Han sido muchos hombres con los que, en mayor o menor medida, he mantenido algún tipo de contacto, como suele decirse, íntimo. Aunque según mi criterio, he entregado momentos realmente importantes e íntimos a un número muy reducido de personas, pese a haber practicado sexo con una cantidad bastante más amplia. Escandalosa para muchos, aunque me sea imposible acertar a imaginar un número exacto.

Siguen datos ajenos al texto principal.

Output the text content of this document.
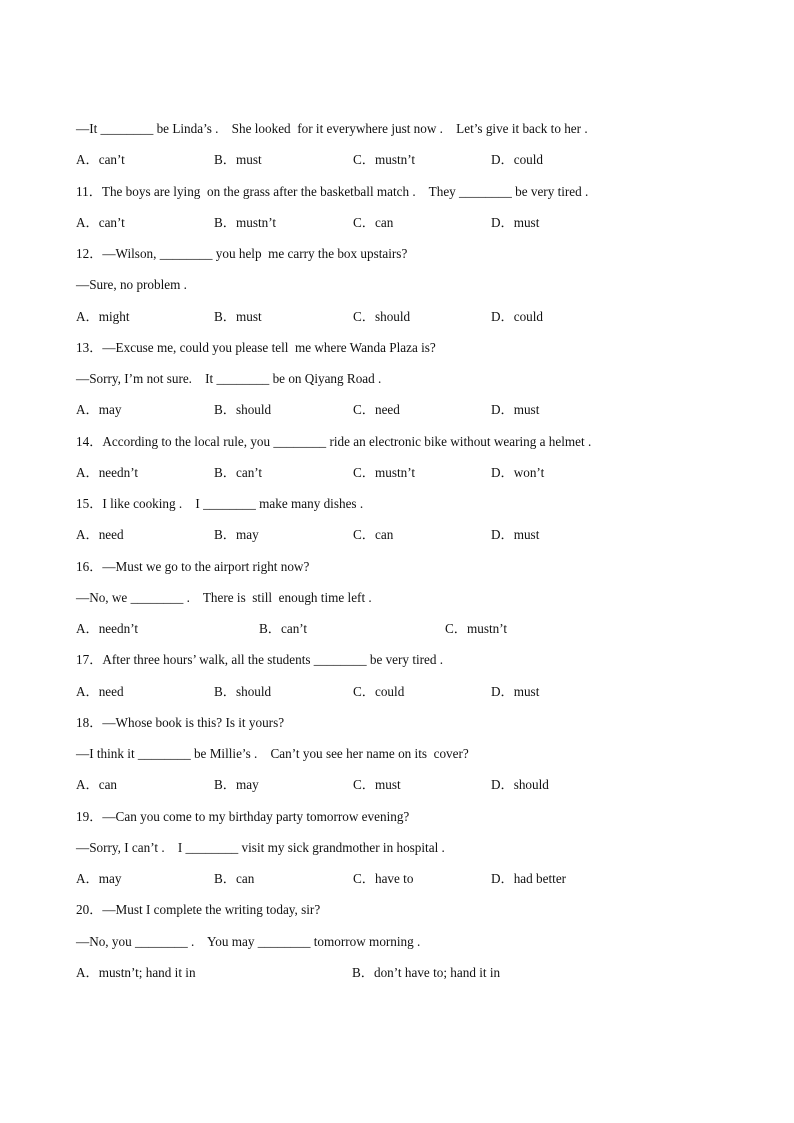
—It ________ be Linda’s .    She looked  for it everywhere just now .    Let’s give it back to her .
A．can’t	B．must	C．mustn’t	D．could
11．The boys are lying  on the grass after the basketball match .    They ________ be very tired .
A．can’t	B．mustn’t	C．can	D．must
12．—Wilson, ________ you help  me carry the box upstairs?
—Sure, no problem .
A．might	B．must	C．should	D．could
13．—Excuse me, could you please tell  me where Wanda Plaza is?
—Sorry, I’m not sure.    It ________ be on Qiyang Road .
A．may	B．should	C．need	D．must
14．According to the local rule, you ________ ride an electronic bike without wearing a helmet .
A．needn’t	B．can’t	C．mustn’t	D．won’t
15．I like cooking .    I ________ make many dishes .
A．need	B．may	C．can	D．must
16．—Must we go to the airport right now?
—No, we ________ .    There is  still  enough time left .
A．needn’t	B．can’t	C．mustn’t
17．After three hours’ walk, all the students ________ be very tired .
A．need	B．should	C．could	D．must
18．—Whose book is this? Is it yours?
—I think it ________ be Millie’s .    Can’t you see her name on its  cover?
A．can	B．may	C．must	D．should
19．—Can you come to my birthday party tomorrow evening?
—Sorry, I can’t .    I ________ visit my sick grandmother in hospital .
A．may	B．can	C．have to	D．had better
20．—Must I complete the writing today, sir?
—No, you ________ .    You may ________ tomorrow morning .
A．mustn’t; hand it in	B．don’t have to; hand it in
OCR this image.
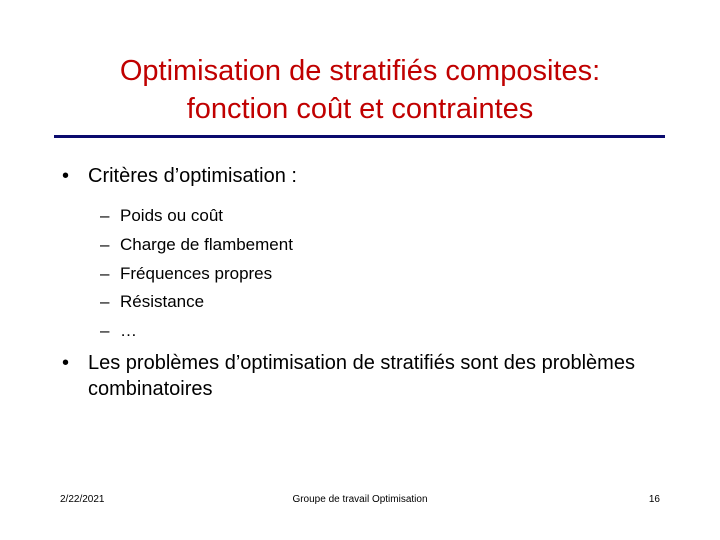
Optimisation de stratifiés composites:
fonction coût et contraintes
• Critères d’optimisation :
– Poids ou coût
– Charge de flambement
– Fréquences propres
– Résistance
– …
• Les problèmes d’optimisation de stratifiés sont des problèmes combinatoires
2/22/2021	Groupe de travail Optimisation	16
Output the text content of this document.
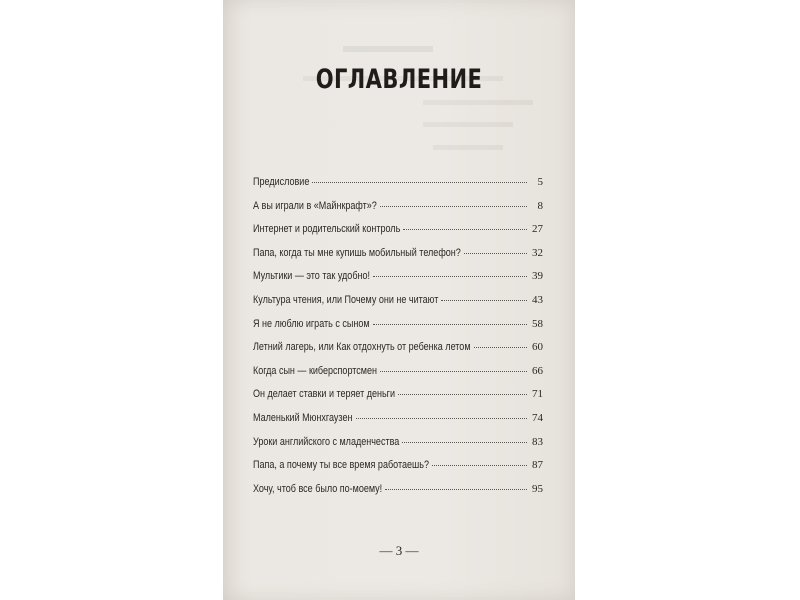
ОГЛАВЛЕНИЕ
Предисловие	5
А вы играли в «Майнкрафт»?	8
Интернет и родительский контроль	27
Папа, когда ты мне купишь мобильный телефон?	32
Мультики — это так удобно!	39
Культура чтения, или Почему они не читают	43
Я не люблю играть с сыном	58
Летний лагерь, или Как отдохнуть от ребенка летом	60
Когда сын — киберспортсмен	66
Он делает ставки и теряет деньги	71
Маленький Мюнхгаузен	74
Уроки английского с младенчества	83
Папа, а почему ты все время работаешь?	87
Хочу, чтоб все было по-моему!	95
— 3 —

Con la mayoría he aliviado necesidades, he hecho desparecer la sensación de soledad o he conseguido elevar mi ego. Ellos a su vez se servirían de mí para cubrir alguna carencia, o por simple diversión. Habrá quien lo critique, pero yo no encuentro nada de malo en ese intercambio de intereses.
Existe una parcela que personalmente prefiero reservar para el momento en que hayan nacido sentimientos más profundos. Muchas parcelas en realidad, prácticamente la totalidad de mi verdadero yo queda oculta para ese ir y venir de caras y cuerpos sin nombre.
Lo que quiero explicar es que dentro del ritual en que se convierten los encuentros sexuales, hay una acción en particular que valoro y reservo para esos pocos acompañantes que llegan a convertirse en «algo más». Hablo de dormir junto a alguien. Prefiero evitar que ocurra como con el sexo, y que el abrazar a alguien durante horas, sentir su aliento, velar por sus sueños… pierda la importancia que ese acto compartido debe preservar, según mi opinión.
Aitor fue quien me enseño lo valioso y placentero que puede llegar a ser esa acción. Si algo echo de menos de nuestra relación (la última que he tenido a día de hoy) es dormir junto a él de esa forma particular que acostumbrábamos.
De cada una de mis parejas hay ese algo que, a través del filtro del tiempo, sigue pareciéndome especial y que, conscientemente o no, pasa a formar parte de las cualidades imprescindibles en futuras relaciones.
Aitor es una de esas personas capaz de enamorarse con un sólo encuentro, y de desenamorarse con la misma rapidez e intensidad. Apareció en el peor momento posible, apenas un par de meses después de la traumática ruptura con Cristian, y todo lo que ello significó en mi vida: la vuelta al hogar familiar, el dolor por el desamor, la falta de recursos económicos y una mente llena de dudas sobre el futuro. Pero supo darme justo lo que precisaba para devolverme a la vida.
Le castigué con unos primeros meses de desinterés, pero con su insistencia, sus nervios por verme, su actitud casi inmadura… regalándome noches increíbles, besos que me llevaban al cielo… me hizo olvidar lo que creía grabado a fuego, y pronto ascendí a su nivel de sentimiento.
Desafortunadamente ya era tarde. Cuando por fin pude entregarme a él sin reservas, su respuesta ya no fue tan efusiva y, como digo, apagó la llama antes de poder compartir siquiera un instante como novios, correspondidos de idéntica forma.
En los meses que duramos como «pareja» la frustración y, de nuevo, el alcohol, lo cubrió todo de actitudes equivocadas; de broncas, malas palabras, desprecios y demás situaciones ridículas e innecesarias.
Dicen que el amor puede con todo. Mi experiencia es que el alcohol puede más.
Hoy, cuando ya no quedan ni las cenizas de lo que pudo ser, soy capaz de considerar que fuimos afortunados, y que a ambos nos sirvió de mucho habernos conocido; pese a que también nos supuso sufrir por amor. En mi caso varios meses de intentar recuperar a quien ya no me quería…
Curioso que habiendo rechazado a tantos, conociendo la indiferencia que producen, uno no sea capaz de identificarse con esa falta de interés, y se siga creyendo especial para la otra persona; hasta que inevitablemente el «vacío» te golpea con la verdad en la cara, y no queda más remedio que dejarlo marchar.